Chances are when Sean Scully paints, it will look something like this: geometric, colorful grids, stripes woven together, his signature style.
“I use very simple structure,” Scully told correspondent Serena Altschul. “But how I paint it and what kind of personality it has at the end is unknown to me.”
Why stripes? “It’s so neutral, so old, it’s archaic,” he said. “You basically have to wake it up, or you have to transform it. I’m trying to give it some sort of spirit.”
This year alone, Scully’s stripes will be the subject of 13 solo shows around the world, the largest among them a retrospective at the Philadelphia Museum of Art. It follows the evolution of the 77-year-old artist, now widely ranked as one of this century’s greatest abstract artists.
Scully’s personal history however, is less linear than his works.
Born in Ireland and raised in London, Scully says he grew up in poverty, briefly belonging to a street gang as a teenager. Yet, he found a way to night school, where he was drawn to painting – and one work in particular: “Van Gogh’s Chair,” by Vincent Van Gogh. He said, “I found a painting that I thought was so crude that even I could do it – a chair that you can find in a junk shop. It was nothin’ fancy about it. The whole thing was inhabited with humility and devotion. And that touched me very deeply.”
Soon after, the framework for his own style began to line up, when inspiration struck again while visiting Morocco. “I went making scribbly paintings, and I came back with stripes. It was [snaps fingers] just like this.”
“I imagine all the mosaics and the geometry?” asked Altschul.
“It was exotic geometry.”
Four decades later, and that affinity hasn’t changed.
In his Tappan, New York studio, Scully continues to reinvent those lines, finding inspiration in nature and even other works of art.

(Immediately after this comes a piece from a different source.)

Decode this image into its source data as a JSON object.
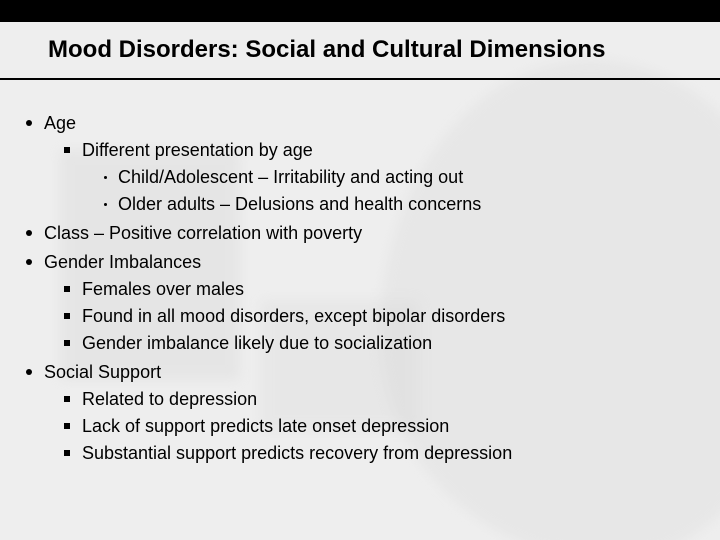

More recently, during the height of the pandemic, he incorporated black squares. He said, “I set it inside an abstract landscape. So, this was a way of saying, ‘I don’t know what comes next. None of us knew what comes next.'”
Scully’s works are celebrated internationally, and even though some have fetched millions, Scully hoards hundreds, which he keeps in five warehouses. “If I like something, or I can still learn something from it, I don’t want them going out,” he said.
Yet, like his paintings, it’s all still a work in progress.
Altschul asked, “What do you want you legacy to be? What do you want to be remembered by and having done?”
“Ah yes, the legacy question! I’m very committed to putting some depth and soul and emotion into art, hoping that would be useful to people,” Scully replied. “My legacy will be what people want it to be.”